Unsure yet whether she will appear in Harmony Korine's follow-up to the radical Gummo (in which Sevigny featured kissing a bunny-eared boy in a swimming pool), she may just hit Hollywood again and shake them up. Giggling with her infectious laugh, she adds: "I've met Joel Schumacher, y'know. I've sat in on those meetings. I went in and auditioned for I Know What You Did Last Summer, if you can believe that."

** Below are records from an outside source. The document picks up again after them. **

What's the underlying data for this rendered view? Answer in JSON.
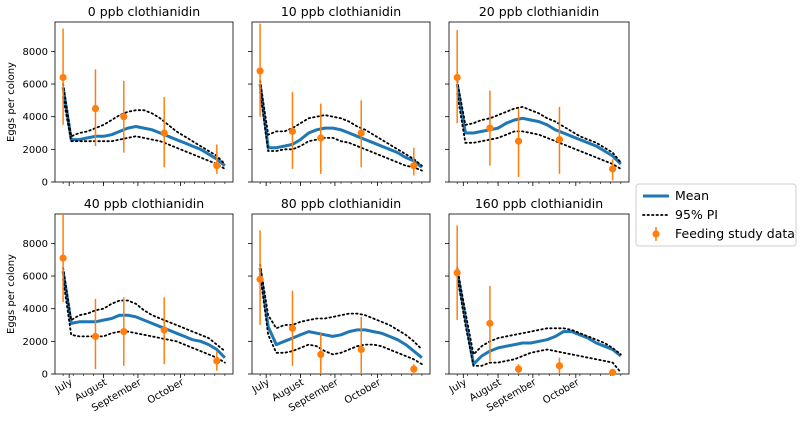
{
  "chart_data": [
    {
      "type": "line",
      "title": "0 ppb clothianidin",
      "ylabel": "Eggs per colony",
      "ylim": [
        0,
        9800
      ],
      "yticks": [
        0,
        2000,
        4000,
        6000,
        8000
      ],
      "xticklabels": [
        "July",
        "August",
        "September",
        "October"
      ],
      "series": [
        {
          "name": "Mean",
          "x": [
            0,
            2,
            4,
            6,
            8,
            10,
            12,
            14,
            16,
            18,
            20,
            22,
            24,
            26,
            28,
            30,
            32,
            34,
            36,
            38,
            40
          ],
          "y": [
            5800,
            2600,
            2600,
            2700,
            2800,
            2800,
            2900,
            3100,
            3300,
            3400,
            3300,
            3200,
            3000,
            2800,
            2600,
            2400,
            2200,
            2000,
            1700,
            1400,
            1000
          ]
        },
        {
          "name": "95% PI",
          "bound": "upper",
          "x": [
            0,
            2,
            4,
            6,
            8,
            10,
            12,
            14,
            16,
            18,
            20,
            22,
            24,
            26,
            28,
            30,
            32,
            34,
            36,
            38,
            40
          ],
          "y": [
            6000,
            2800,
            3000,
            3100,
            3300,
            3500,
            3800,
            4100,
            4300,
            4400,
            4400,
            4200,
            3900,
            3500,
            3100,
            2800,
            2500,
            2200,
            1900,
            1600,
            1100
          ]
        },
        {
          "name": "95% PI",
          "bound": "lower",
          "x": [
            0,
            2,
            4,
            6,
            8,
            10,
            12,
            14,
            16,
            18,
            20,
            22,
            24,
            26,
            28,
            30,
            32,
            34,
            36,
            38,
            40
          ],
          "y": [
            5200,
            2500,
            2500,
            2500,
            2500,
            2500,
            2500,
            2600,
            2700,
            2800,
            2700,
            2600,
            2500,
            2300,
            2100,
            1900,
            1700,
            1500,
            1300,
            1100,
            800
          ]
        }
      ],
      "feeding_study_data": {
        "x": [
          0,
          8,
          15,
          25,
          38
        ],
        "y": [
          6400,
          4500,
          4000,
          3000,
          1000
        ],
        "yerr_low": [
          3500,
          2200,
          1800,
          900,
          500
        ],
        "yerr_high": [
          9400,
          6900,
          6200,
          5200,
          2300
        ]
      }
    },
    {
      "type": "line",
      "title": "10 ppb clothianidin",
      "ylim": [
        0,
        9800
      ],
      "xticklabels": [
        "July",
        "August",
        "September",
        "October"
      ],
      "series": [
        {
          "name": "Mean",
          "x": [
            0,
            2,
            4,
            6,
            8,
            10,
            12,
            14,
            16,
            18,
            20,
            22,
            24,
            26,
            28,
            30,
            32,
            34,
            36,
            38,
            40
          ],
          "y": [
            6000,
            2100,
            2100,
            2200,
            2300,
            2600,
            3000,
            3200,
            3300,
            3300,
            3200,
            3000,
            2800,
            2600,
            2400,
            2200,
            2000,
            1800,
            1500,
            1300,
            900
          ]
        },
        {
          "name": "95% PI",
          "bound": "upper",
          "x": [
            0,
            2,
            4,
            6,
            8,
            10,
            12,
            14,
            16,
            18,
            20,
            22,
            24,
            26,
            28,
            30,
            32,
            34,
            36,
            38,
            40
          ],
          "y": [
            6200,
            2900,
            3100,
            3100,
            3300,
            3600,
            3900,
            4000,
            4100,
            4000,
            3900,
            3700,
            3400,
            3200,
            2900,
            2600,
            2300,
            2000,
            1700,
            1400,
            1000
          ]
        },
        {
          "name": "95% PI",
          "bound": "lower",
          "x": [
            0,
            2,
            4,
            6,
            8,
            10,
            12,
            14,
            16,
            18,
            20,
            22,
            24,
            26,
            28,
            30,
            32,
            34,
            36,
            38,
            40
          ],
          "y": [
            5500,
            1900,
            1900,
            2000,
            2000,
            2200,
            2500,
            2600,
            2700,
            2700,
            2500,
            2400,
            2200,
            2000,
            1800,
            1600,
            1400,
            1200,
            1000,
            900,
            700
          ]
        }
      ],
      "feeding_study_data": {
        "x": [
          0,
          8,
          15,
          25,
          38
        ],
        "y": [
          6800,
          3100,
          2700,
          3000,
          1000
        ],
        "yerr_low": [
          4000,
          800,
          500,
          900,
          400
        ],
        "yerr_high": [
          9700,
          5500,
          4800,
          5000,
          2100
        ]
      }
    },
    {
      "type": "line",
      "title": "20 ppb clothianidin",
      "ylim": [
        0,
        9800
      ],
      "xticklabels": [
        "July",
        "August",
        "September",
        "October"
      ],
      "series": [
        {
          "name": "Mean",
          "x": [
            0,
            2,
            4,
            6,
            8,
            10,
            12,
            14,
            16,
            18,
            20,
            22,
            24,
            26,
            28,
            30,
            32,
            34,
            36,
            38,
            40
          ],
          "y": [
            6000,
            3000,
            3000,
            3100,
            3200,
            3300,
            3600,
            3800,
            3900,
            3800,
            3700,
            3500,
            3200,
            3000,
            2800,
            2600,
            2400,
            2200,
            1900,
            1600,
            1100
          ]
        },
        {
          "name": "95% PI",
          "bound": "upper",
          "x": [
            0,
            2,
            4,
            6,
            8,
            10,
            12,
            14,
            16,
            18,
            20,
            22,
            24,
            26,
            28,
            30,
            32,
            34,
            36,
            38,
            40
          ],
          "y": [
            6200,
            3500,
            3600,
            3800,
            3900,
            4100,
            4300,
            4500,
            4600,
            4400,
            4200,
            3900,
            3700,
            3400,
            3100,
            2800,
            2600,
            2400,
            2100,
            1800,
            1200
          ]
        },
        {
          "name": "95% PI",
          "bound": "lower",
          "x": [
            0,
            2,
            4,
            6,
            8,
            10,
            12,
            14,
            16,
            18,
            20,
            22,
            24,
            26,
            28,
            30,
            32,
            34,
            36,
            38,
            40
          ],
          "y": [
            5400,
            2400,
            2400,
            2500,
            2600,
            2700,
            2900,
            3100,
            3100,
            3000,
            2900,
            2700,
            2500,
            2300,
            2100,
            1900,
            1700,
            1500,
            1300,
            1100,
            800
          ]
        }
      ],
      "feeding_study_data": {
        "x": [
          0,
          8,
          15,
          25,
          38
        ],
        "y": [
          6400,
          3300,
          2500,
          2600,
          800
        ],
        "yerr_low": [
          3600,
          1000,
          300,
          500,
          100
        ],
        "yerr_high": [
          9300,
          5600,
          4500,
          4600,
          1400
        ]
      }
    },
    {
      "type": "line",
      "title": "40 ppb clothianidin",
      "ylabel": "Eggs per colony",
      "ylim": [
        0,
        9800
      ],
      "yticks": [
        0,
        2000,
        4000,
        6000,
        8000
      ],
      "xticklabels": [
        "July",
        "August",
        "September",
        "October"
      ],
      "series": [
        {
          "name": "Mean",
          "x": [
            0,
            2,
            4,
            6,
            8,
            10,
            12,
            14,
            16,
            18,
            20,
            22,
            24,
            26,
            28,
            30,
            32,
            34,
            36,
            38,
            40
          ],
          "y": [
            6300,
            3100,
            3200,
            3200,
            3200,
            3300,
            3400,
            3600,
            3600,
            3500,
            3300,
            3100,
            2900,
            2700,
            2500,
            2300,
            2100,
            2000,
            1800,
            1500,
            1000
          ]
        },
        {
          "name": "95% PI",
          "bound": "upper",
          "x": [
            0,
            2,
            4,
            6,
            8,
            10,
            12,
            14,
            16,
            18,
            20,
            22,
            24,
            26,
            28,
            30,
            32,
            34,
            36,
            38,
            40
          ],
          "y": [
            6500,
            3300,
            3600,
            3700,
            3900,
            4000,
            4300,
            4500,
            4500,
            4300,
            3900,
            3600,
            3400,
            3200,
            3000,
            2800,
            2600,
            2400,
            2200,
            1800,
            1400
          ]
        },
        {
          "name": "95% PI",
          "bound": "lower",
          "x": [
            0,
            2,
            4,
            6,
            8,
            10,
            12,
            14,
            16,
            18,
            20,
            22,
            24,
            26,
            28,
            30,
            32,
            34,
            36,
            38,
            40
          ],
          "y": [
            5800,
            2400,
            2300,
            2300,
            2300,
            2300,
            2500,
            2600,
            2600,
            2500,
            2400,
            2300,
            2200,
            2100,
            2000,
            1800,
            1600,
            1400,
            1200,
            1000,
            700
          ]
        }
      ],
      "feeding_study_data": {
        "x": [
          0,
          8,
          15,
          25,
          38
        ],
        "y": [
          7100,
          2300,
          2600,
          2700,
          800
        ],
        "yerr_low": [
          4400,
          300,
          500,
          600,
          200
        ],
        "yerr_high": [
          9800,
          4600,
          4700,
          4700,
          1400
        ]
      }
    },
    {
      "type": "line",
      "title": "80 ppb clothianidin",
      "ylim": [
        0,
        9800
      ],
      "xticklabels": [
        "July",
        "August",
        "September",
        "October"
      ],
      "series": [
        {
          "name": "Mean",
          "x": [
            0,
            2,
            4,
            6,
            8,
            10,
            12,
            14,
            16,
            18,
            20,
            22,
            24,
            26,
            28,
            30,
            32,
            34,
            36,
            38,
            40
          ],
          "y": [
            6500,
            2900,
            1800,
            2000,
            2200,
            2400,
            2600,
            2500,
            2400,
            2300,
            2400,
            2600,
            2700,
            2700,
            2600,
            2500,
            2300,
            2100,
            1800,
            1400,
            1000
          ]
        },
        {
          "name": "95% PI",
          "bound": "upper",
          "x": [
            0,
            2,
            4,
            6,
            8,
            10,
            12,
            14,
            16,
            18,
            20,
            22,
            24,
            26,
            28,
            30,
            32,
            34,
            36,
            38,
            40
          ],
          "y": [
            6700,
            3600,
            2800,
            3000,
            3000,
            3200,
            3300,
            3400,
            3400,
            3500,
            3600,
            3700,
            3700,
            3600,
            3400,
            3200,
            3000,
            2700,
            2400,
            2000,
            1500
          ]
        },
        {
          "name": "95% PI",
          "bound": "lower",
          "x": [
            0,
            2,
            4,
            6,
            8,
            10,
            12,
            14,
            16,
            18,
            20,
            22,
            24,
            26,
            28,
            30,
            32,
            34,
            36,
            38,
            40
          ],
          "y": [
            6100,
            2400,
            1300,
            1300,
            1400,
            1600,
            1800,
            1700,
            1400,
            1200,
            1300,
            1500,
            1700,
            1800,
            1800,
            1700,
            1500,
            1300,
            1100,
            900,
            600
          ]
        }
      ],
      "feeding_study_data": {
        "x": [
          0,
          8,
          15,
          25,
          38
        ],
        "y": [
          5800,
          2800,
          1200,
          1500,
          300
        ],
        "yerr_low": [
          3000,
          500,
          0,
          0,
          0
        ],
        "yerr_high": [
          8800,
          5100,
          2500,
          3500,
          600
        ]
      }
    },
    {
      "type": "line",
      "title": "160 ppb clothianidin",
      "ylim": [
        0,
        9800
      ],
      "xticklabels": [
        "July",
        "August",
        "September",
        "October"
      ],
      "series": [
        {
          "name": "Mean",
          "x": [
            0,
            2,
            4,
            6,
            8,
            10,
            12,
            14,
            16,
            18,
            20,
            22,
            24,
            26,
            28,
            30,
            32,
            34,
            36,
            38,
            40
          ],
          "y": [
            6300,
            3400,
            600,
            1100,
            1400,
            1600,
            1700,
            1800,
            1900,
            1900,
            2000,
            2100,
            2300,
            2600,
            2600,
            2400,
            2200,
            1900,
            1700,
            1500,
            1100
          ]
        },
        {
          "name": "95% PI",
          "bound": "upper",
          "x": [
            0,
            2,
            4,
            6,
            8,
            10,
            12,
            14,
            16,
            18,
            20,
            22,
            24,
            26,
            28,
            30,
            32,
            34,
            36,
            38,
            40
          ],
          "y": [
            6500,
            3800,
            1200,
            1700,
            2000,
            2200,
            2300,
            2400,
            2500,
            2600,
            2700,
            2800,
            2800,
            2800,
            2700,
            2500,
            2300,
            2100,
            1900,
            1600,
            1200
          ]
        },
        {
          "name": "95% PI",
          "bound": "lower",
          "x": [
            0,
            2,
            4,
            6,
            8,
            10,
            12,
            14,
            16,
            18,
            20,
            22,
            24,
            26,
            28,
            30,
            32,
            34,
            36,
            38,
            40
          ],
          "y": [
            6000,
            3000,
            500,
            500,
            700,
            700,
            800,
            900,
            1100,
            1300,
            1400,
            1500,
            1400,
            1300,
            1200,
            1100,
            1000,
            900,
            800,
            700,
            100
          ]
        }
      ],
      "feeding_study_data": {
        "x": [
          0,
          8,
          15,
          25,
          38
        ],
        "y": [
          6200,
          3100,
          300,
          500,
          100
        ],
        "yerr_low": [
          3300,
          800,
          0,
          0,
          0
        ],
        "yerr_high": [
          9100,
          5400,
          600,
          1000,
          200
        ]
      }
    }
  ],
  "legend": {
    "position": "right",
    "entries": [
      {
        "label": "Mean",
        "color": "#1f77b4",
        "style": "solid"
      },
      {
        "label": "95% PI",
        "color": "#000000",
        "style": "dotted"
      },
      {
        "label": "Feeding study data",
        "color": "#ff7f0e",
        "style": "errorbar"
      }
    ]
  },
  "colors": {
    "mean": "#1f77b4",
    "pi": "#000000",
    "feeding": "#ff7f0e"
  }
}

`The Last Days of Disco' screens tonight at the Edinburgh Festival and is released on September 4.

Chloe's Clips

Kids

The part that made her name, but strange to say, Sevigny's one of the worst things about Kids. The rest of the cast tingle with street life - she looks like someone stuck on a conveyor belt in the airport lounge.

Trees Lounge

Sevigny didn't rate this performance but it's by far her best. She plays young suburbanite Debbie, whose loose-limbed, bug-eyed wisdom intrigues and ultimately overwhelms cowardly, insecure Tommy, played by Steve Buscemi. The scene where they almost have sex is superb.

Gummo

Chloe's performance is more of an aesthetic shock than a creative one. Normally as gangly as a foal, she's transformed here into a hulking, white- trash goddess who is given woefully little else to do.